Quali sono gli scenari futuri plausibili, considerando le tensioni geopolitiche, se le imprese italiane non adotteranno una postura cyber più pertinente?

“Se le imprese italiane del settore trasporti non adotteranno una postura cyber più pertinente e proattiva, il Paese rischia di entrare in una fase in cui gli attacchi informatici diventeranno un elemento di instabilità cronica per la mobilità e per la logistica, incidendo direttamente sulla quotidianità dei cittadini e sulla continuità operativa delle imprese. Uno scenario plausibile prevede un aumento della frequenza e della severità degli attacchi ransomware, che potrebbero colpire infrastrutture ferroviarie, aeroporti e porti, con conseguenze dirette sui flussi di merci e persone. Le interruzioni di servizio non saranno più eventi isolati, ma rischieranno di diventare una costante che metterà a dura prova la capacità del Paese di reagire e garantire la mobilità su cui si fonda l’economia.

Come se non bastasse, un’assenza di posture cyber adeguate potrebbe portare a una crescita dei costi assicurativi e a un incremento delle sanzioni legate alla non conformità normativa, con impatti diretti sulla sostenibilità finanziaria delle imprese del settore. In un contesto internazionale in cui le tensioni geopolitiche si riversano sempre più frequentemente sul cyberspazio, il settore dei trasporti italiano potrebbe diventare un bersaglio privilegiato per attori ostili che mirano a destabilizzare economie e società attraverso attacchi informatici mirati, sfruttando le vulnerabilità della supply chain e la dipendenza dalle tecnologie digitali.

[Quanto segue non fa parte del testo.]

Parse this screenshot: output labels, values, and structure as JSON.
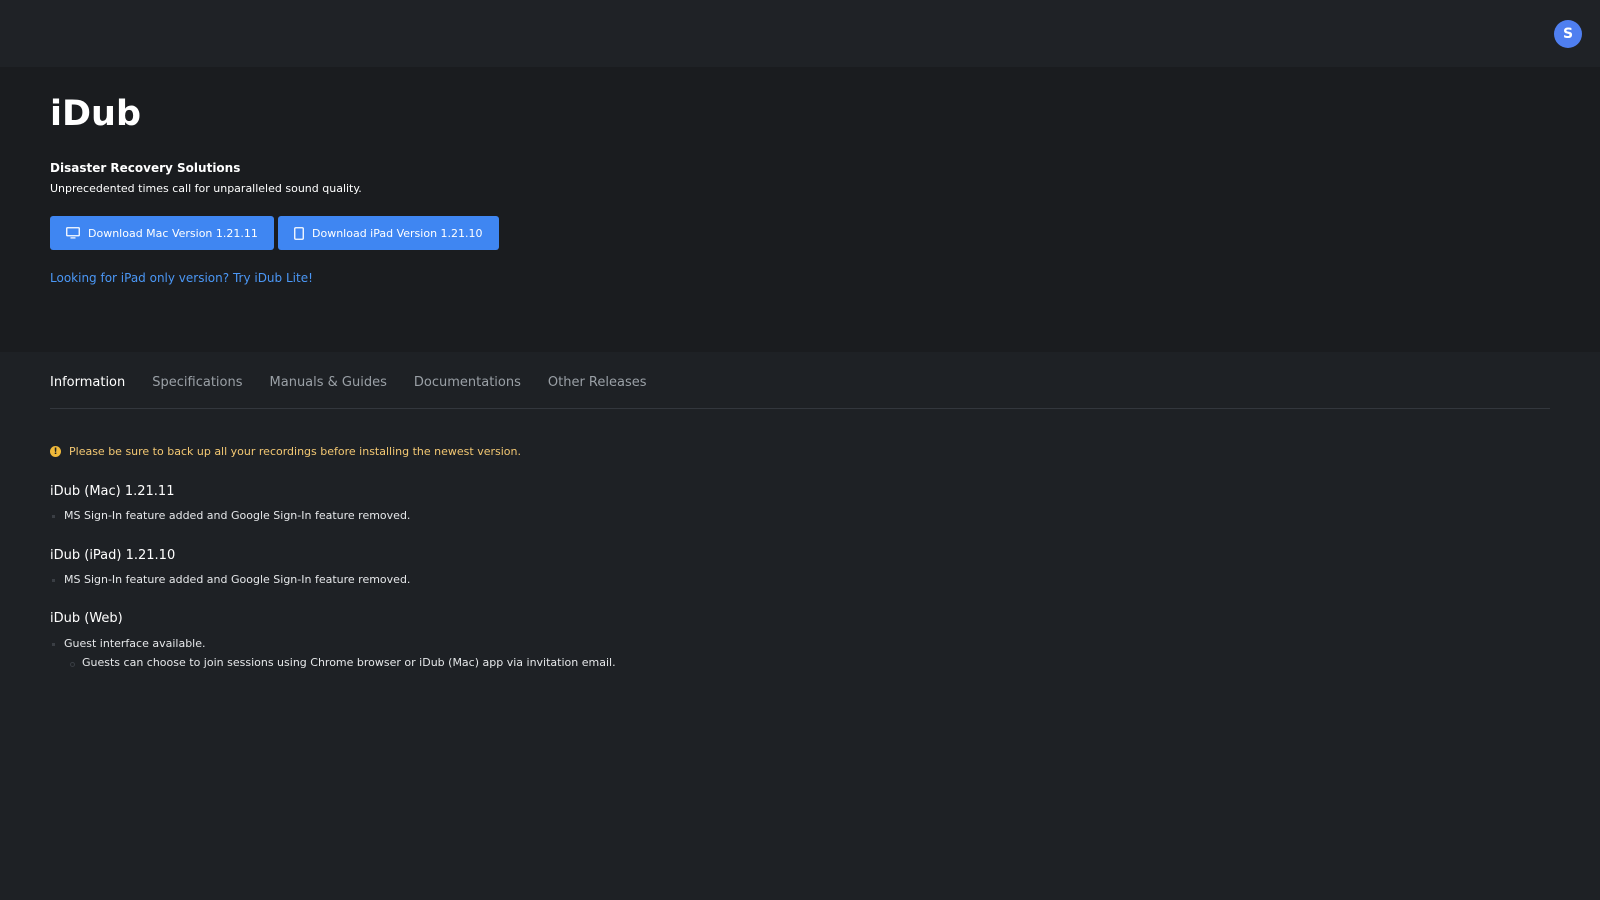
{
  "header": {
    "avatar_initial": "S"
  },
  "hero": {
    "title": "iDub",
    "subtitle": "Disaster Recovery Solutions",
    "tagline": "Unprecedented times call for unparalleled sound quality.",
    "mac_button_label": "Download Mac Version 1.21.11",
    "ipad_button_label": "Download iPad Version 1.21.10",
    "lite_link": "Looking for iPad only version? Try iDub Lite!",
    "button_color": "#3f86f2",
    "link_color": "#4b97f5"
  },
  "tabs": [
    {
      "label": "Information",
      "active": true
    },
    {
      "label": "Specifications",
      "active": false
    },
    {
      "label": "Manuals & Guides",
      "active": false
    },
    {
      "label": "Documentations",
      "active": false
    },
    {
      "label": "Other Releases",
      "active": false
    }
  ],
  "content": {
    "notice": "Please be sure to back up all your recordings before installing the newest version.",
    "sections": [
      {
        "title": "iDub (Mac) 1.21.11",
        "items": [
          "MS Sign-In feature added and Google Sign-In feature removed."
        ]
      },
      {
        "title": "iDub (iPad) 1.21.10",
        "items": [
          "MS Sign-In feature added and Google Sign-In feature removed."
        ]
      },
      {
        "title": "iDub (Web)",
        "items": [
          "Guest interface available."
        ],
        "subitems": [
          "Guests can choose to join sessions using Chrome browser or iDub (Mac) app via invitation email."
        ]
      }
    ]
  },
  "icons": {
    "mac_button_icon": "monitor-icon",
    "ipad_button_icon": "tablet-icon",
    "notice_icon": "warning-icon"
  }
}
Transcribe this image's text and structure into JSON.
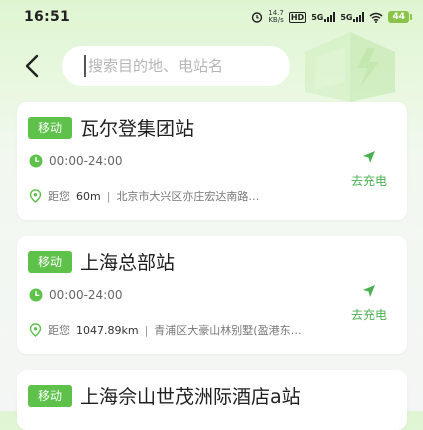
{
  "status_bar": {
    "time": "16:51",
    "speed_value": "14.7",
    "speed_unit": "KB/s",
    "hd_badge": "HD",
    "network1": "5G",
    "network2": "5G",
    "battery": "44"
  },
  "search": {
    "placeholder": "搜索目的地、电站名",
    "value": ""
  },
  "stations": [
    {
      "tag": "移动",
      "name": "瓦尔登集团站",
      "hours": "00:00-24:00",
      "distance_label": "距您",
      "distance": "60m",
      "separator": "|",
      "address": "北京市大兴区亦庄宏达南路…",
      "go_label": "去充电"
    },
    {
      "tag": "移动",
      "name": "上海总部站",
      "hours": "00:00-24:00",
      "distance_label": "距您",
      "distance": "1047.89km",
      "separator": "|",
      "address": "青浦区大豪山林别墅(盈港东…",
      "go_label": "去充电"
    },
    {
      "tag": "移动",
      "name": "上海佘山世茂洲际酒店a站"
    }
  ],
  "colors": {
    "accent_green": "#5ec14a",
    "link_green": "#4caf50",
    "battery_green": "#8bc34a"
  },
  "icons": {
    "back": "chevron-left-icon",
    "clock": "clock-icon",
    "location": "location-pin-icon",
    "navigate": "navigation-arrow-icon",
    "decoration": "charging-bolt-decoration"
  }
}
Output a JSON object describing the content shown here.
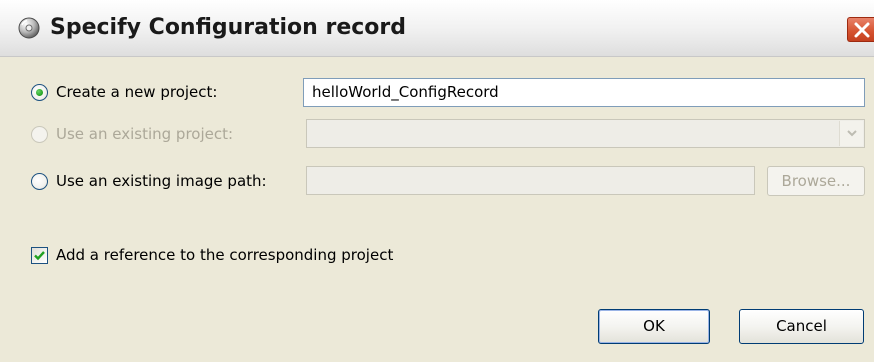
{
  "dialog": {
    "title": "Specify Configuration record",
    "title_icon": "cd-disc-icon",
    "close_icon": "close-icon"
  },
  "options": {
    "create_new_label": "Create a new project:",
    "create_new_value": "helloWorld_ConfigRecord",
    "create_new_checked": true,
    "existing_project_label": "Use an existing project:",
    "existing_project_enabled": false,
    "existing_project_value": "",
    "existing_image_label": "Use an existing image path:",
    "existing_image_value": "",
    "browse_label": "Browse...",
    "browse_enabled": false
  },
  "reference": {
    "label": "Add a reference to the corresponding project",
    "checked": true
  },
  "buttons": {
    "ok_label": "OK",
    "cancel_label": "Cancel"
  },
  "colors": {
    "window_bg": "#ece9d8",
    "close_button": "#d5522f",
    "field_border": "#7f9db9",
    "disabled_text": "#aca899"
  }
}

Gli effetti non si limiterebbero al breve termine: un Paese percepito come poco sicuro dal punto di vista cyber rischia di perdere competitività anche a livello industriale e commerciale, vedendo compromesse le relazioni con partner esteri e subendo una progressiva erosione della fiducia da parte di cittadini e stakeholder. Non va dimenticato che la mobilità è uno dei pilastri dell’economia italiana, sia per il turismo sia per le esportazioni, e che ogni disservizio causato da un attacco cyber ha un effetto moltiplicatore su settori come l’agroalimentare, la manifattura, il commercio e i servizi.

In uno scenario di mobilità intelligente e di infrastrutture connesse, non rafforzare la postura cyber significa non solo accettare il rischio di fermi operativi e perdite economiche, ma anche rinunciare a trasformare la compliance normativa in un’opportunità di innovazione. Una postura cyber pertinente consente invece di integrare la resilienza nella strategia industriale, proteggere la continuità dei servizi e preservare la reputazione del Paese in un contesto globale dove la cybersecurity è ormai parte integrante della sicurezza fisica delle persone e delle economie”, conclude Iezzi.